Based on the sunny series about California Highway Patrol motorcycle officers Jon Baker and Frank “Ponch” Poncherello that ran from 1977-83, “CHIPS” is set in the present day and more violent than its source, high on vehicular stunts and buddy comedy tropes.
Writer, director and star Dax Shepard takes on the Baker role; here, he’s a former professional motorbiker convinced that joining the police force will rekindle his relationship with his wife (played by his real spouse Kristen Bell). He’s teamed with Michael Peña’s Ponch, a federal agent gone undercover to investigate a deadly heist that might involve some crooked cops.
“CHIPS” offers a classic odd-couple setup, with the downtrodden Baker teamed with the cocky Ponch. Shepard and Peña are inherently likable, and couldn’t possibly make for anything less than a fun tandem. Peña especially, is one of those actors who elevates every movie. Here, he’s tough, yet vulnerable, with great comic timing.

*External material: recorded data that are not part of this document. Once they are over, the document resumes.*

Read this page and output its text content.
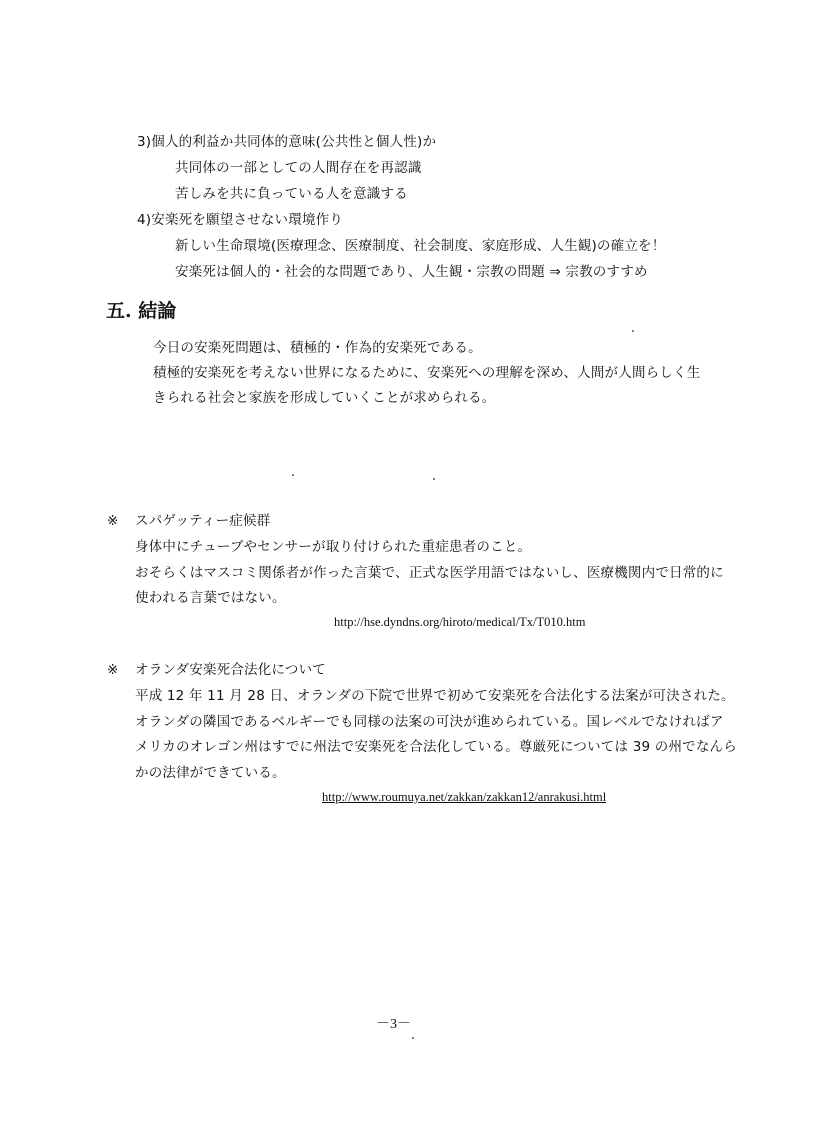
3)個人的利益か共同体的意味(公共性と個人性)か
共同体の一部としての人間存在を再認識
苦しみを共に負っている人を意識する
4)安楽死を願望させない環境作り
新しい生命環境(医療理念、医療制度、社会制度、家庭形成、人生観)の確立を！
安楽死は個人的・社会的な問題であり、人生観・宗教の問題 ⇒ 宗教のすすめ
五. 結論
今日の安楽死問題は、積極的・作為的安楽死である。
積極的安楽死を考えない世界になるために、安楽死への理解を深め、人間が人間らしく生
きられる社会と家族を形成していくことが求められる。
※ スパゲッティー症候群
身体中にチューブやセンサーが取り付けられた重症患者のこと。
おそらくはマスコミ関係者が作った言葉で、正式な医学用語ではないし、医療機関内で日常的に
使われる言葉ではない。
http://hse.dyndns.org/hiroto/medical/Tx/T010.htm
※ オランダ安楽死合法化について
平成 12 年 11 月 28 日、オランダの下院で世界で初めて安楽死を合法化する法案が可決された。
オランダの隣国であるベルギーでも同様の法案の可決が進められている。国レベルでなければア
メリカのオレゴン州はすでに州法で安楽死を合法化している。尊厳死については 39 の州でなんら
かの法律ができている。
http://www.roumuya.net/zakkan/zakkan12/anrakusi.html
－3－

Shepard, who last directed “Hit and Run” in 2012, is carving out a filmmaking niche, trying to fill the same space that director Hal Needham once inhabited: fun, rollicking action comedies in the vein of “Smokey and the Bandit” and “The Cannonball Run.”
His characters offer some surprises and deviation from the formula, with Baker’s extreme introspection giving a respite from some of the more off-color jokes.
But this film is really about the stunt work, and it doesn’t disappoint. Speed freaks will lap up the car chases and the motorcycle work is pretty exhilarating. You’ll see motorcycles going up hills, storming down beaches and taking the stairs. There’s always a cool new vehicle racing around, plowing through set dressings. Shepard, who did many of his own stunts, knows how to make these displays sing on screen.
“CHIPS” isn’t a film that will change anyone’s life or do much beyond entertain, but it offers a fun, if altogether unsubstantial, jaunt through the freeways of California.